The increase in CMPs and the new escrow requirement are, obviously, big changes. It is not clear whether increased CMPs might be applied to violations which occurred before the effective date of the change. The escrow requirement will apply to all existing mortgages outstanding on the July 6, 2014, effective date, not just new mortgages originated afterwards. The Act authorizes the federal banking agencies to write implementing regulations which include an exemption for banks with less than $1 billion in assets if the bank is not otherwise required by state or federal law to escrow for taxes or insurance, and the bank did not have a policy of requiring escrows for taxes or insurance.

The following sections are silent as to a specific effective date, but since they appear to require regulations to be written, it does not appear that they will become effective right away:

  • Section 100222 which amends RESPA to add a new disclosure explaining flood insurance and the availability of flood insurance under the NFIP or from a private insurance company, whether or not the real estate is located in a special flood hazard area.
  • Section 100244 which amends requirements for force-placement of flood insurance.
  • Section 100239 clarifying when a lender can accept private flood insurance to satisfy the mandatory purchase requirement.

Section 100222 will require amendment of RESPA disclosures by the CFPB and that may be something the CFPB will incorporate in the final T1LA-RESPA disclosures now under consideration. Section 100244 on forced placement does not specifically require implementing regulations to be written. However, the banking agencies have that authority and some of the requirements appear to conflict with the proposed new interagency Flood Q&A. The banking agencies will need to make the following changes to the rules on force placement:

  • Clarify that while a lender cannot force place until 45 days after notification of a lapse, the borrower may be charged for the premiums and fees incurred for coverage dating back to the flood insurance lapse date;
  • Require cancellation of force-placed coverage within 30 days of receipt of proof of flood insurance;
  • Direct that a lender or servicer must accept an insurance policy declarations page that includes the existing flood insurance policy number and the identity of, and contact information for, the insurance company or agent as sufficient proof of insurance; and
  • Require a lender or servicer to refund all force-placement premiums or fees paid by the borrower during any period of overlapping coverage between the force-placed coverage and the borrower’s policy.

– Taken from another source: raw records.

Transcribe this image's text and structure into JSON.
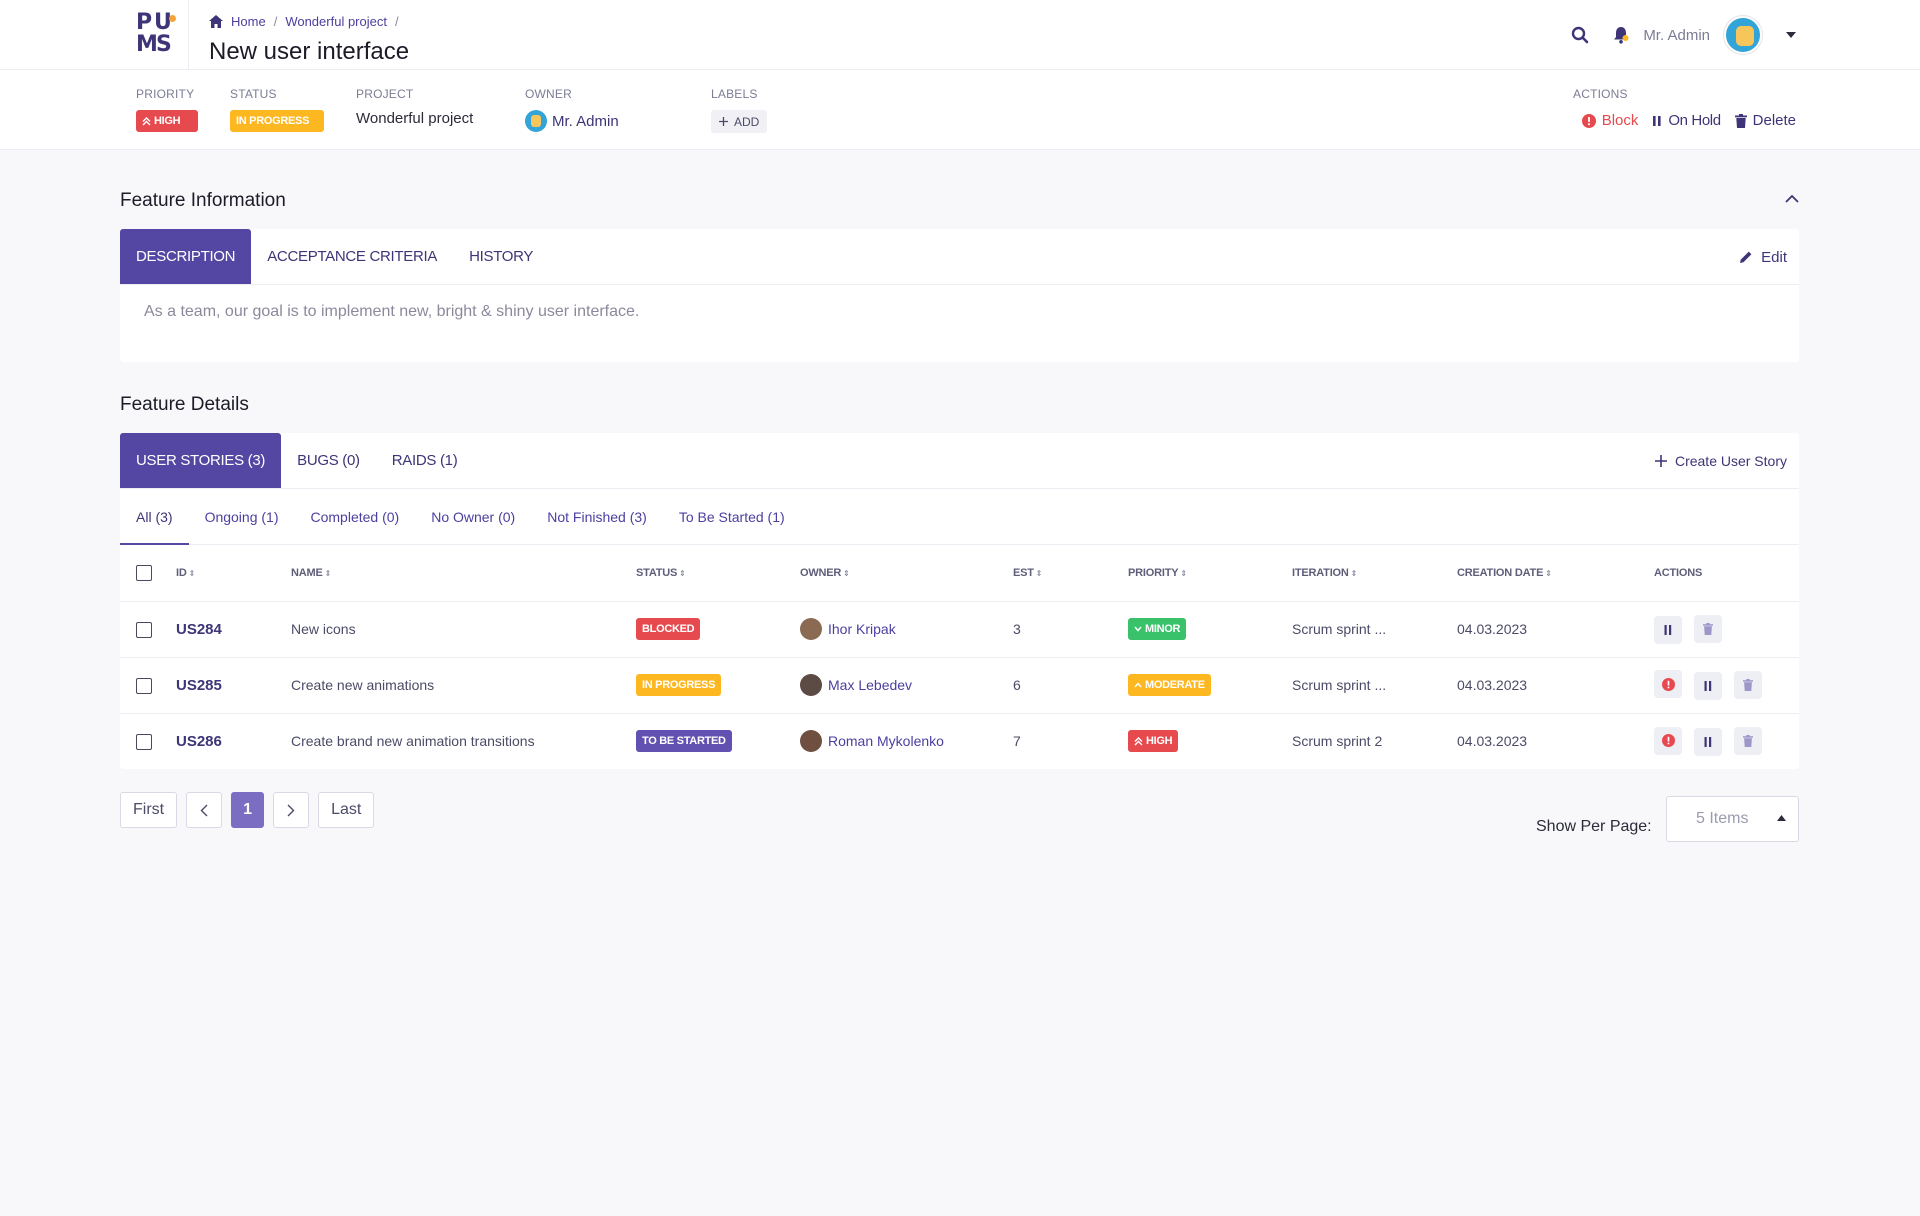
{
  "header": {
    "logo": "PUMS",
    "breadcrumbs": [
      "Home",
      "Wonderful project",
      "/"
    ],
    "title": "New user interface",
    "user_name": "Mr. Admin"
  },
  "meta": {
    "priority_label": "PRIORITY",
    "priority_value": "HIGH",
    "status_label": "STATUS",
    "status_value": "IN PROGRESS",
    "project_label": "PROJECT",
    "project_value": "Wonderful project",
    "owner_label": "OWNER",
    "owner_value": "Mr. Admin",
    "labels_label": "LABELS",
    "labels_add": "ADD",
    "actions_label": "ACTIONS",
    "action_block": "Block",
    "action_onhold": "On Hold",
    "action_delete": "Delete"
  },
  "feature_info": {
    "title": "Feature Information",
    "tabs": [
      "DESCRIPTION",
      "ACCEPTANCE CRITERIA",
      "HISTORY"
    ],
    "edit_label": "Edit",
    "description": "As a team, our goal is to implement new, bright & shiny user interface."
  },
  "feature_details": {
    "title": "Feature Details",
    "tabs": [
      "USER STORIES (3)",
      "BUGS (0)",
      "RAIDS (1)"
    ],
    "create_label": "Create User Story",
    "filters": [
      "All (3)",
      "Ongoing (1)",
      "Completed (0)",
      "No Owner (0)",
      "Not Finished (3)",
      "To Be Started (1)"
    ],
    "columns": [
      "ID",
      "NAME",
      "STATUS",
      "OWNER",
      "EST",
      "PRIORITY",
      "ITERATION",
      "CREATION DATE",
      "ACTIONS"
    ],
    "rows": [
      {
        "id": "US284",
        "name": "New icons",
        "status": "BLOCKED",
        "owner": "Ihor Kripak",
        "est": "3",
        "priority": "MINOR",
        "iteration": "Scrum sprint ...",
        "date": "04.03.2023"
      },
      {
        "id": "US285",
        "name": "Create new animations",
        "status": "IN PROGRESS",
        "owner": "Max Lebedev",
        "est": "6",
        "priority": "MODERATE",
        "iteration": "Scrum sprint ...",
        "date": "04.03.2023"
      },
      {
        "id": "US286",
        "name": "Create brand new animation transitions",
        "status": "TO BE STARTED",
        "owner": "Roman Mykolenko",
        "est": "7",
        "priority": "HIGH",
        "iteration": "Scrum sprint 2",
        "date": "04.03.2023"
      }
    ]
  },
  "pagination": {
    "first": "First",
    "current": "1",
    "last": "Last",
    "per_page_label": "Show Per Page:",
    "per_page_value": "5 Items"
  },
  "colors": {
    "accent": "#5447a3",
    "red": "#e64a4f",
    "yellow": "#fdb721",
    "green": "#39c26a"
  }
}
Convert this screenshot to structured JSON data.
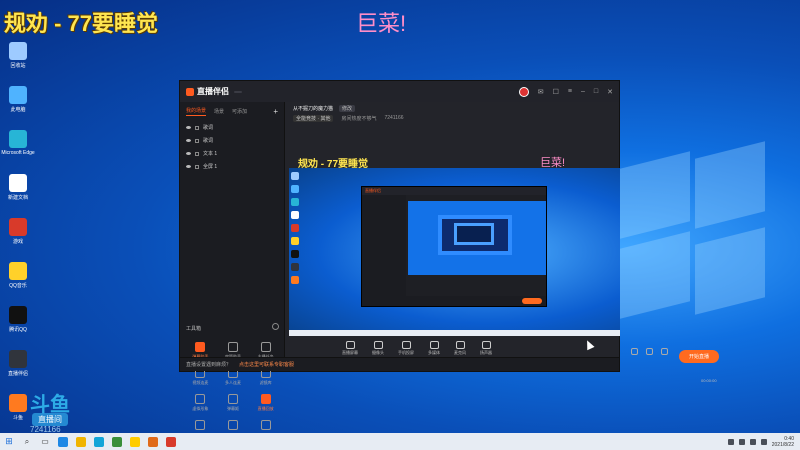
{
  "overlay": {
    "title": "规劝 - 77要睡觉",
    "center_text": "巨菜!",
    "small_text": "",
    "watermark_logo": "斗鱼",
    "watermark_pill": "直播间",
    "watermark_id": "7241166",
    "stream_caption": ""
  },
  "desktop_icons": [
    {
      "label": "回收站",
      "color": "#9ecbff"
    },
    {
      "label": "此电脑",
      "color": "#4fb3ff"
    },
    {
      "label": "Microsoft Edge",
      "color": "#27b5d6"
    },
    {
      "label": "新建文档",
      "color": "#ffffff"
    },
    {
      "label": "游戏",
      "color": "#d83a2a"
    },
    {
      "label": "QQ音乐",
      "color": "#ffd12a"
    },
    {
      "label": "腾讯QQ",
      "color": "#111111"
    },
    {
      "label": "直播伴侣",
      "color": "#30343c"
    },
    {
      "label": "斗鱼",
      "color": "#ff7a1f"
    }
  ],
  "app": {
    "name": "直播伴侣",
    "version_label": "",
    "top_icons": [
      "mail-icon",
      "message-icon",
      "menu-icon",
      "minimize-icon",
      "maximize-icon",
      "close-icon"
    ],
    "left_tabs": [
      "我的场景",
      "场景",
      "可添加"
    ],
    "plus_label": "+",
    "sources": [
      "歌词",
      "歌词",
      "文本 1",
      "全屏 1"
    ],
    "toolbox_title": "工具箱",
    "tools": [
      {
        "label": "弹幕助手",
        "orange": true
      },
      {
        "label": "房管助手",
        "orange": false
      },
      {
        "label": "主播任务",
        "orange": false
      },
      {
        "label": "视频连麦",
        "orange": false
      },
      {
        "label": "多人连麦",
        "orange": false
      },
      {
        "label": "滤镜库",
        "orange": false
      },
      {
        "label": "虚拟形象",
        "orange": false
      },
      {
        "label": "弹幕姬",
        "orange": false
      },
      {
        "label": "直播回放",
        "orange": true
      },
      {
        "label": "",
        "orange": false
      },
      {
        "label": "",
        "orange": false
      },
      {
        "label": "",
        "orange": false
      }
    ],
    "stream_title": "从不掘刀的魔力猫",
    "stream_tag": "修改",
    "stream_category": "全能竞技 · 其他",
    "stream_sub": "房间热度不够气",
    "room_id": "7241166",
    "preview_title": "规劝 - 77要睡觉",
    "preview_center": "巨菜!",
    "controls": [
      "直播屏幕",
      "摄像头",
      "手机投屏",
      "多媒体",
      "麦克风",
      "扬声器"
    ],
    "start_button": "开始直播",
    "timer": "00:00:00",
    "status_text": "直播设置遇到麻烦？",
    "status_link": "点击这里可联系专职客服"
  },
  "taskbar": {
    "time": "0:40",
    "date": "2021/8/22",
    "items": [
      "#1e88e5",
      "#f0b400",
      "#12a5d8",
      "#3a8f3a",
      "#ffcc00",
      "#e06a1a",
      "#d83a2a"
    ]
  }
}
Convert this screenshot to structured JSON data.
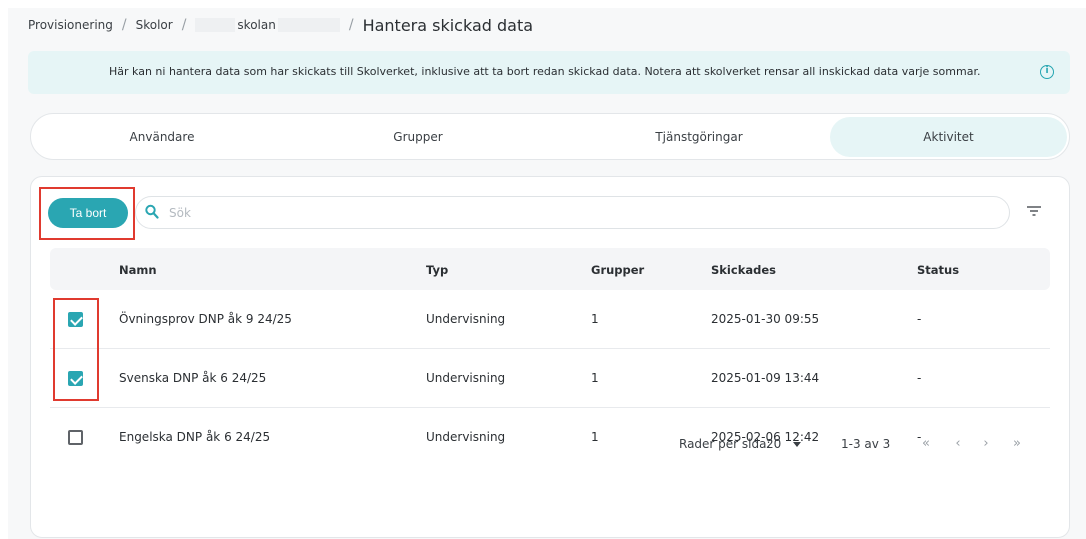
{
  "breadcrumb": {
    "items": [
      "Provisionering",
      "Skolor",
      "skolan"
    ],
    "current": "Hantera skickad data",
    "separator": "/"
  },
  "banner": {
    "text": "Här kan ni hantera data som har skickats till Skolverket, inklusive att ta bort redan skickad data. Notera att skolverket rensar all inskickad data varje sommar.",
    "icon": "info-icon"
  },
  "tabs": [
    {
      "label": "Användare",
      "active": false
    },
    {
      "label": "Grupper",
      "active": false
    },
    {
      "label": "Tjänstgöringar",
      "active": false
    },
    {
      "label": "Aktivitet",
      "active": true
    }
  ],
  "toolbar": {
    "delete_label": "Ta bort",
    "search_placeholder": "Sök",
    "search_value": ""
  },
  "table": {
    "columns": [
      "Namn",
      "Typ",
      "Grupper",
      "Skickades",
      "Status"
    ],
    "rows": [
      {
        "checked": true,
        "name": "Övningsprov DNP åk 9 24/25",
        "type": "Undervisning",
        "groups": "1",
        "sent": "2025-01-30 09:55",
        "status": "-"
      },
      {
        "checked": true,
        "name": "Svenska DNP åk 6 24/25",
        "type": "Undervisning",
        "groups": "1",
        "sent": "2025-01-09 13:44",
        "status": "-"
      },
      {
        "checked": false,
        "name": "Engelska DNP åk 6 24/25",
        "type": "Undervisning",
        "groups": "1",
        "sent": "2025-02-06 12:42",
        "status": "-"
      }
    ]
  },
  "pagination": {
    "rows_per_page_label": "Rader per sida:",
    "rows_per_page_value": "20",
    "range": "1-3 av 3",
    "first": "«",
    "prev": "‹",
    "next": "›",
    "last": "»"
  },
  "colors": {
    "accent": "#2aa6b2",
    "banner_bg": "#e6f5f6",
    "highlight_box": "#e03a2f"
  }
}
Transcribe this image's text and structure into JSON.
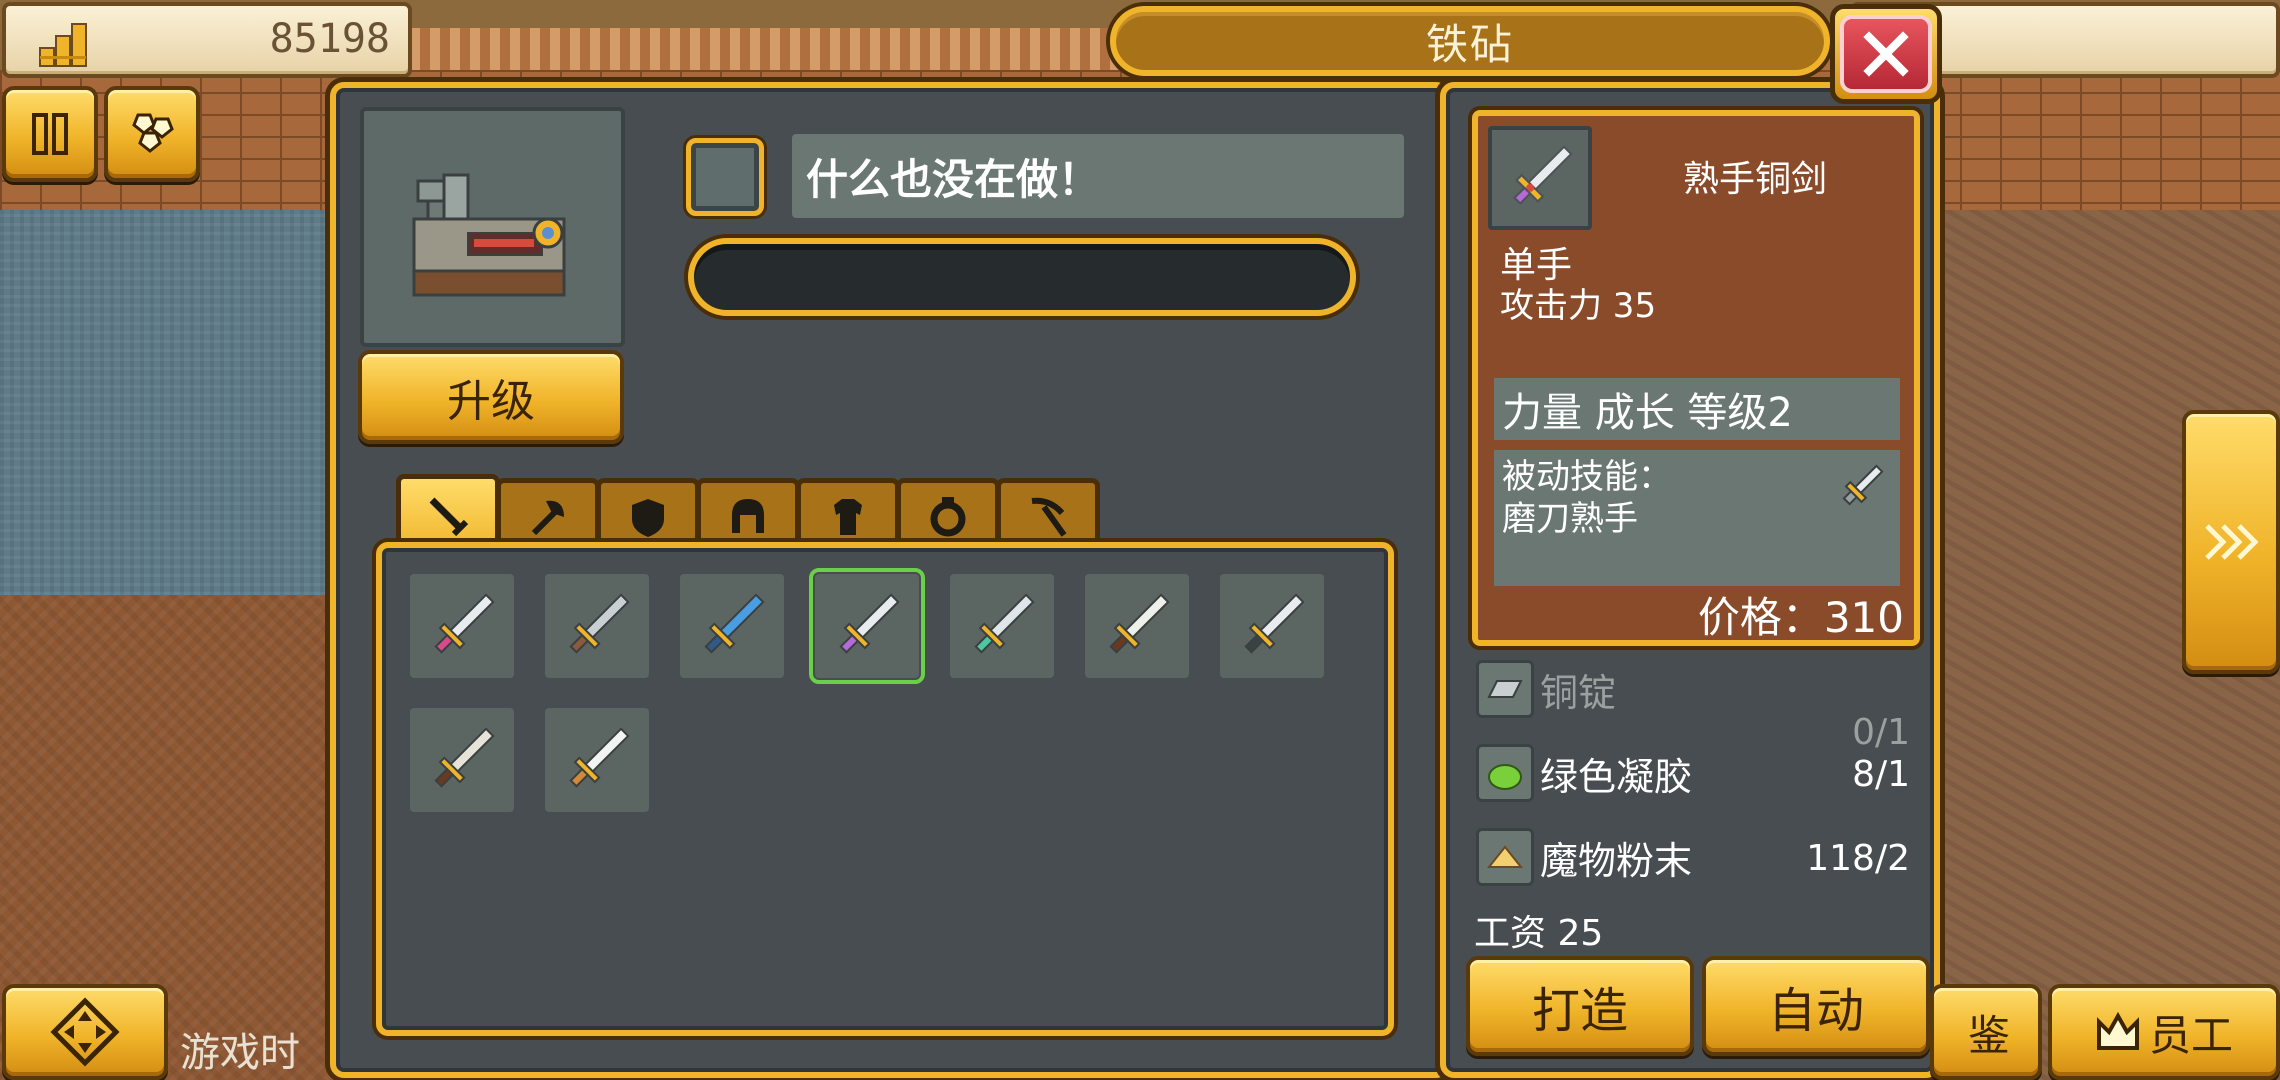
{
  "hud": {
    "money": "85198",
    "game_time_label": "游戏时"
  },
  "dialog": {
    "title": "铁砧",
    "status_text": "什么也没在做！",
    "progress": 0,
    "upgrade_label": "升级"
  },
  "tabs": [
    {
      "icon": "sword-icon",
      "active": true
    },
    {
      "icon": "axe-icon",
      "active": false
    },
    {
      "icon": "shield-icon",
      "active": false
    },
    {
      "icon": "helmet-icon",
      "active": false
    },
    {
      "icon": "armor-icon",
      "active": false
    },
    {
      "icon": "ring-icon",
      "active": false
    },
    {
      "icon": "pickaxe-icon",
      "active": false
    }
  ],
  "recipes": [
    {
      "icon": "dagger-pink-hilt-icon",
      "selected": false
    },
    {
      "icon": "curved-knife-icon",
      "selected": false
    },
    {
      "icon": "crystal-blade-icon",
      "selected": false
    },
    {
      "icon": "proficient-copper-sword-icon",
      "selected": true
    },
    {
      "icon": "green-gem-knife-icon",
      "selected": false
    },
    {
      "icon": "bone-blade-icon",
      "selected": false
    },
    {
      "icon": "iron-longsword-icon",
      "selected": false
    },
    {
      "icon": "short-blade-icon",
      "selected": false
    },
    {
      "icon": "silver-broadsword-icon",
      "selected": false
    }
  ],
  "item": {
    "name": "熟手铜剑",
    "hand": "单手",
    "attack": "攻击力 35",
    "growth": "力量 成长 等级2",
    "skill_title": "被动技能：",
    "skill_name": "磨刀熟手",
    "price": "价格：310"
  },
  "materials": [
    {
      "name": "铜锭",
      "count": "0/1",
      "icon": "copper-ingot-icon",
      "available": false
    },
    {
      "name": "绿色凝胶",
      "count": "8/1",
      "icon": "green-gel-icon",
      "available": true
    },
    {
      "name": "魔物粉末",
      "count": "118/2",
      "icon": "monster-powder-icon",
      "available": true
    }
  ],
  "wage": "工资 25",
  "buttons": {
    "forge": "打造",
    "auto": "自动",
    "appraise": "鉴",
    "staff": "员工"
  },
  "colors": {
    "gold": "#f0b42a",
    "panel": "#474d51",
    "card": "#8a4b2b",
    "selected_outline": "#6ad04a",
    "close_red": "#d33a45"
  }
}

Section 100239 requires lenders and Fannie Mae and Freddie Mac to accept a private flood policy if the private policy meets certain requirements, which are yet to be defined, as satisfaction of the mandatory purchase requirement. Violations may result in the issuance of a CMP. It also requires lenders to provide a notice to a borrower about private insurance that explains that flood insurance providing the same level of coverage as a NFIP policy may be available from a private company and that encourages the borrower to compare the coverage, deductibles, exclusions, conditions, and premiums of a NFIP policy with a private insurance policy.

While not entirely clear, it appears that the requirement to accept a private policy and to give the new notice may not be effective until regulations are written. However, the language of the Act complicates things. It authorizes Fannie Mae and Freddie Mac to establish requirements relating to the financial solvency, strength, or claims paying ability of the private insurance companies whose policies those entities will accept. In another subsection, the Act appears to also authorize the federal banking agencies and the Federal Housing Finance Agency to set these requirements. Hopefully, the agencies will give banks further guidance and work together on a joint rule to establish these standards.